Donald Trump’s White House asked the Pentagon to play down and delay reports of injuries suffered by US troops from an Iranian missile attack on two Iraqi bases in January 2020.

Iran fired on the bases five days after the US drone assassination of Maj. Gen. Qassem Soleimani, the commander of the Quds Force of the Revolutionary Guards, and Iraqi militia leader Abu Mahdi al-Muhandis.

More then 100 American troops suffered traumatic brain injuries. While about 80% returned to duty within days, dozens were evacuated to Germany and then the US for treatment.

But Trump claimed there were no casualties, with the US personnel suffering only “headaches” that were “not very serious”.

See also Why Trump Administration is in Chaos After Soleimani Assassination

Alyssa Farah, who was the Pentagon’s spokeswoman at the time, has told a podcast of the White House attempt to shut down an accurate statement.

She said, “We gave those facts to the President,” and it was Pentagon policy to release the information as it was verified. But she continued:

I think where things got shaky was there was an effort from the White House to want to say [that] this was not successful – the Iranians were not successful in harming our targets in response.

And I think that went too far….It ended up glossing over what ended up being very significant injuries on US troops after the fact.
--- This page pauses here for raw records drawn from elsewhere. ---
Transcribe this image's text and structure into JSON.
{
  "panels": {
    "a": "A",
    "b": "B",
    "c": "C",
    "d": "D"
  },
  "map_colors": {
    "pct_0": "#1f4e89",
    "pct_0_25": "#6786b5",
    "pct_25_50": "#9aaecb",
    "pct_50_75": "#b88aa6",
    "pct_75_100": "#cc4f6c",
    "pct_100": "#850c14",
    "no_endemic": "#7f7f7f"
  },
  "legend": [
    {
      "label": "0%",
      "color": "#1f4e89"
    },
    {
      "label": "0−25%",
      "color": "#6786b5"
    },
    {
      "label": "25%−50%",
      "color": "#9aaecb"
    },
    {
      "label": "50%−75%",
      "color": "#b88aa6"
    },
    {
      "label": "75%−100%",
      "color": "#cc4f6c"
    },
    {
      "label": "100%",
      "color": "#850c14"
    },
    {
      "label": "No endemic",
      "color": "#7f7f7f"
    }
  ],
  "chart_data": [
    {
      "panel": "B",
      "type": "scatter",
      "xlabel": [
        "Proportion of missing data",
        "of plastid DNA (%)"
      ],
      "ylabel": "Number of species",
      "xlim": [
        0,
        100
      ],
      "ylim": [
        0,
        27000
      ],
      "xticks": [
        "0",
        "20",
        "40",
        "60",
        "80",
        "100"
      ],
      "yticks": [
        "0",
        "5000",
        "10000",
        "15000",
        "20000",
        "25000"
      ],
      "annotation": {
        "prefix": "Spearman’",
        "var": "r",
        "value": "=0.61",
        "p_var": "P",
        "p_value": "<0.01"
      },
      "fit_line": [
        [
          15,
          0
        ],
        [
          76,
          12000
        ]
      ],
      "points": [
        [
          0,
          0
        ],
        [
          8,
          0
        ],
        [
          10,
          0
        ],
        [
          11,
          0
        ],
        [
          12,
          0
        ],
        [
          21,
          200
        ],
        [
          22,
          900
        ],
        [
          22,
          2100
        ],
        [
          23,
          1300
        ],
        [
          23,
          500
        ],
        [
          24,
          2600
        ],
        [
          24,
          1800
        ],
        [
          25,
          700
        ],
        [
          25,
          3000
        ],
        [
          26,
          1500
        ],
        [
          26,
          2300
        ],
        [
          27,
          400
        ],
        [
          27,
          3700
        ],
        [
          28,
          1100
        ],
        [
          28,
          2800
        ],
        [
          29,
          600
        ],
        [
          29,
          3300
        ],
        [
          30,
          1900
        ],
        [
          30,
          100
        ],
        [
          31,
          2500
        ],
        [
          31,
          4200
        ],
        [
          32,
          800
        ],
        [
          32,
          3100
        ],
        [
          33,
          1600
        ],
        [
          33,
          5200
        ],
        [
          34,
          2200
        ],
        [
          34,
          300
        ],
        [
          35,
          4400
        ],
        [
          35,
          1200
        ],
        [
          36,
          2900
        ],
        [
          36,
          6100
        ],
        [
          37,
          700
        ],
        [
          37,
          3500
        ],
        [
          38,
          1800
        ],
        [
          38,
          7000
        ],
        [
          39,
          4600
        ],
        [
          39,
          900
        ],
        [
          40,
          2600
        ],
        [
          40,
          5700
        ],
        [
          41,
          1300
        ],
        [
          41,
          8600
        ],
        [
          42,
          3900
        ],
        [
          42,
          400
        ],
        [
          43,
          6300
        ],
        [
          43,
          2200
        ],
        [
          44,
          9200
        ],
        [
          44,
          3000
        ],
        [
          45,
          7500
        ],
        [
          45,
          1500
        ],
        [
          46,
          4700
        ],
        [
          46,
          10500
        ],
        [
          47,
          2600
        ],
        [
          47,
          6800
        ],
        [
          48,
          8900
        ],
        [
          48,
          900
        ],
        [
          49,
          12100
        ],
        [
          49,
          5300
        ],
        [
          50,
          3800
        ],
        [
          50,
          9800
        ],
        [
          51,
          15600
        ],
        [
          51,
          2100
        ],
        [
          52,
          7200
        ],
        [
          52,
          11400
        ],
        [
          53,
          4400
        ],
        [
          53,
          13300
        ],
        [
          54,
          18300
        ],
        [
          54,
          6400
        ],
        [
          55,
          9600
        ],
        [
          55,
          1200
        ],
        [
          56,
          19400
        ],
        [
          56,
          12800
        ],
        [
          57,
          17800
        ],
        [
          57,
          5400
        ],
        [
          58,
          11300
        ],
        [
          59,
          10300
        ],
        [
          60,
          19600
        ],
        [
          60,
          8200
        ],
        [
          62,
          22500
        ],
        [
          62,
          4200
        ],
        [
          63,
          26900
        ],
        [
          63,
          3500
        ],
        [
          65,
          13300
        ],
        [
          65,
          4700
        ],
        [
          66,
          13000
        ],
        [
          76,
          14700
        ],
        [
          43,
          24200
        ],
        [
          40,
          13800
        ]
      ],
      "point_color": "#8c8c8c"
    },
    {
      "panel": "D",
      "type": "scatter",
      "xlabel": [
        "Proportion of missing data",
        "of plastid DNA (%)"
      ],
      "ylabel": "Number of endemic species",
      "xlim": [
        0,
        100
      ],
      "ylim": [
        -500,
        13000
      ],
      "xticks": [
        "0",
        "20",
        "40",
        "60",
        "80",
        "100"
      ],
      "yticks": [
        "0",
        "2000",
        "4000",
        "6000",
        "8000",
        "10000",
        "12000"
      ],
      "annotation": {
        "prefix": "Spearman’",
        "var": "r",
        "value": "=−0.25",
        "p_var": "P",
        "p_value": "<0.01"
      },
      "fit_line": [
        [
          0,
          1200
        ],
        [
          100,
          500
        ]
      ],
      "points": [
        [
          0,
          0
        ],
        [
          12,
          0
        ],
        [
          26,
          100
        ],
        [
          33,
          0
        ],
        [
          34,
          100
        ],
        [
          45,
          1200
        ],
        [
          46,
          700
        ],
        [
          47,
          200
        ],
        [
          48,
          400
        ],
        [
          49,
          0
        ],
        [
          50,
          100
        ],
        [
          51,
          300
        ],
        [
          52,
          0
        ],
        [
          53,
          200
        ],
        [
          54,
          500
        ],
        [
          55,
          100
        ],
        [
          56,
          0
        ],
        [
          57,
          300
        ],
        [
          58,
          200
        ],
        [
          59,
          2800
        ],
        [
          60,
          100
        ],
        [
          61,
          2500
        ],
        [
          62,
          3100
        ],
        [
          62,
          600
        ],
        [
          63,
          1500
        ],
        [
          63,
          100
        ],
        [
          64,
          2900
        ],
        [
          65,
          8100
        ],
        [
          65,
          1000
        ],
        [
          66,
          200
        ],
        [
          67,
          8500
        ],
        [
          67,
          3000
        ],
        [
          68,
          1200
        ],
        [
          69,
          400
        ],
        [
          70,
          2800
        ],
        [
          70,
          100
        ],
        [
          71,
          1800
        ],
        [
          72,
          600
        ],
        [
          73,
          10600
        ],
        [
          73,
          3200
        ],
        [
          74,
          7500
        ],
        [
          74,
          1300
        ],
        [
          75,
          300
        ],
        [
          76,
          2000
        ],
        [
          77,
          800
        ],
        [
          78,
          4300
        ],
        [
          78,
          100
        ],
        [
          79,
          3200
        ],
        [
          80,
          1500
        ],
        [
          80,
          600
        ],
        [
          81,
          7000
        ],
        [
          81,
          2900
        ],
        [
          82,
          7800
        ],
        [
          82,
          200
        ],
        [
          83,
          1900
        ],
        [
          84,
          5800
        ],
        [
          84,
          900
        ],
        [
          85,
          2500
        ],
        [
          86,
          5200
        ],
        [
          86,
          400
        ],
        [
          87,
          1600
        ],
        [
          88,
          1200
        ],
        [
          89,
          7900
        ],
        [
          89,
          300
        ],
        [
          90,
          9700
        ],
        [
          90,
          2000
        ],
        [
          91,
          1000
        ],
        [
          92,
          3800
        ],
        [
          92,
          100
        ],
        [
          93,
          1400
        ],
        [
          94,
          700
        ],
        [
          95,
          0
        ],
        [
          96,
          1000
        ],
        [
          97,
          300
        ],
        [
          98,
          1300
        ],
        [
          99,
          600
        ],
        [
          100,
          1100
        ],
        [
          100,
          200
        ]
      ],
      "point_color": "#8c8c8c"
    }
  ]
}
Farah recalled that, as the Pentagon continued to update the number of casualties, “We did get pushback from the White House of, ‘Can you guys report this differently? Can it be every 10 days or two weeks, or we do a wrap-up after the fact?’. The White House would prefer if we did not give regular updates on it.”

The spokeswoman resisted, “My feeling was, if my experience had taught me anything, transparency is always going to be your best friend in that field.”

The Trump camp did not respond to Farah’s revelations on Tuesday.

Instead, sensing a political opportunity, Trump has been calling the family members of some of the 13 US troops killed by a bombing on August 26 in Kabul, Afghanistan, during the evacuation following the Taliban’s takeover of the capital.